If the Second Injury Fund had not been absolved of its liability, the burden would have been on appellee and the Second Injury Fund, not appellant, to prove what portion of his impairment was due to his second injury. But the Commission’s decision absolving the Fund of liability must now mean that the employer is “solely liable” for the combined effect of White’s preexisting condition and his injury sustained while in its employment, and not merely that portion of his impairment that is due to his second injury. Because the Commission resorted to the “major cause” analysis of Act 796 rather than the proper legal standard prescribed by Bearden Lumber Co. v. Bond, supra, when it absolved the Fund from liability, I do not understand why the majority now affirms the Commission’s failure to hold the employer “solely liable” for White’s combined permanent impairment produced after his preexisting condition .was unquestionably aggravated by the subsequent compensable injury.

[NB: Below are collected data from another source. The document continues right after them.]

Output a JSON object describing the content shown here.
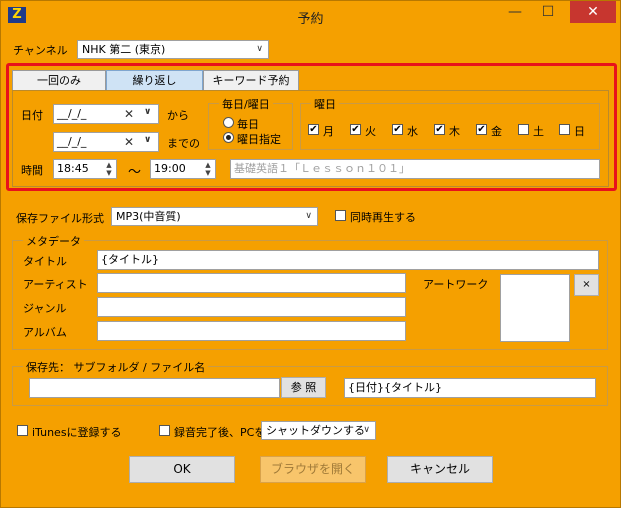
{
  "window": {
    "title": "予約",
    "app_icon": "Z",
    "minimize": "—",
    "maximize": "☐",
    "close": "✕"
  },
  "channel": {
    "label": "チャンネル",
    "value": "NHK 第二 (東京)"
  },
  "tabs": [
    {
      "label": "一回のみ"
    },
    {
      "label": "繰り返し"
    },
    {
      "label": "キーワード予約"
    }
  ],
  "schedule": {
    "date_label": "日付",
    "date_from_value": "__/_/_",
    "date_from_suffix": "から",
    "date_to_value": "__/_/_",
    "date_to_suffix": "までの",
    "time_label": "時間",
    "time_from": "18:45",
    "time_sep": "～",
    "time_to": "19:00",
    "program_placeholder": "基礎英語１「Ｌｅｓｓｏｎ１０１」"
  },
  "repeat": {
    "title": "毎日/曜日",
    "daily": "毎日",
    "weekday": "曜日指定"
  },
  "weekdays": {
    "title": "曜日",
    "days": [
      {
        "label": "月",
        "checked": "✔"
      },
      {
        "label": "火",
        "checked": "✔"
      },
      {
        "label": "水",
        "checked": "✔"
      },
      {
        "label": "木",
        "checked": "✔"
      },
      {
        "label": "金",
        "checked": "✔"
      },
      {
        "label": "土",
        "checked": ""
      },
      {
        "label": "日",
        "checked": ""
      }
    ]
  },
  "format": {
    "label": "保存ファイル形式",
    "value": "MP3(中音質)",
    "simul_play": "同時再生する"
  },
  "metadata": {
    "title": "メタデータ",
    "title_label": "タイトル",
    "title_value": "{タイトル}",
    "artist_label": "アーティスト",
    "artist_value": "",
    "genre_label": "ジャンル",
    "genre_value": "",
    "album_label": "アルバム",
    "album_value": "",
    "artwork_label": "アートワーク",
    "artwork_clear": "×"
  },
  "save": {
    "title": "保存先： サブフォルダ / ファイル名",
    "folder_value": "",
    "browse": "参 照",
    "filename_value": "{日付}{タイトル}"
  },
  "options": {
    "itunes": "iTunesに登録する",
    "after_rec": "録音完了後、PCを",
    "after_action": "シャットダウンする"
  },
  "buttons": {
    "ok": "OK",
    "browser": "ブラウザを開く",
    "cancel": "キャンセル"
  },
  "colors": {
    "background": "#f5a000",
    "highlight": "#e8111b",
    "tab_active": "#cfe3f5"
  }
}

It is true that Dr. Foster could not apportion White’s functional loss of range of motion between his Texas work injuries and the injury sustained in the last employment. But Dr. Foster plainly testified that the last injury aggravated White’s preexisting condition. Hence, there is no evidentiary justification for denying White workers’ compensation benefits for the combined effect of the successive impairments. Arkansas law governing this claim plainly made the last employer “solely liable” for the full extent of the injury suffered in its employment even if that injury and its ffect would have been less severe had no previous injury and disability occurred. See Bearden Lumber Co. v. Bond, supra. Moreover, a previous determination of total disability and the fact that he received workers’ compensation benefits did not make White less entitled to compensation for combined disabilities or impairments after he later managed to return to work. See Davis v. Stearn-Rogers Const. Co., supra.4

I would reverse the Commission’s 2% permanent partial disability award and remand the case to the Commission with instructions that it enter an award against the employer for 27% permanent anatomical impairment (13% based on Dr. Foster’s 1994 report plus the 14% impairment for loss of range of motion), and for such additional proceedings as may be necessary.

This is ascertainable despite the less than helpful abstract submitted by appellant, which failed to include the medical records from appellant’s Texas workers’ compensation injury as well as numerous other medical records that would have shed more light on the issues before us.

The supreme court again applied the apportionment principle announced in Hily-ard when it decided Wilson Hargett Const. Co. v. Holmes, 235 Ark. 698, 361 S.W.2d 634 (1962). Arkansas eventually made the Hilyard standard part of our workers’ compensation statute at Arkansas Statutes Annotated § 81-1313(f)(2)(h) (Repl. 1960 and Supp. 1969). The supreme court applied the statute to a claim of successive disabilities in Davis v. Stearns-Rogers Const. Co., 248 Ark. 344, 451 S.W.2d 469 (1970).

In Death and Permanent Total Disability Trust Fund v. Whirlpool Corp., 39 Ark. App. 62, 837 S.W.2d 293 (1992), Judge James Cooper of our court observed that the apportionment statute was omitted “improperly or erroneously” from the Arkansas Code of 1987 but remained in effect pursuant to Ark. Code Ann. § 1-2-103(b) (1987). It is now part of our law at Arkansas Code Annotated § 11-9-525(b)(1)-(4) (Kepi. 1996).

The Davis court stated:

The capacities of a human being cannot be arbitrarily and finally divided and written off by percentages. The fact that a man has once received compensation as for 50 percent of total disability does not mean that ever after he is in the eyes of compensation law but half a man, so that he can never again receive a compensation award going beyond the other 50 percent of total. After having received his prior payments, he may, in future years, be able to resume gainful employment. In the words of the Colorado court, he may have resumed employment as a ‘working unit’. If so, there is no reason why a disability which would bring anyone else total permanent disability benefits should yield him only half as much.

Id., 248 Ark. at 347-49, 451 S.W. 2d at 471-72 (emphasis added).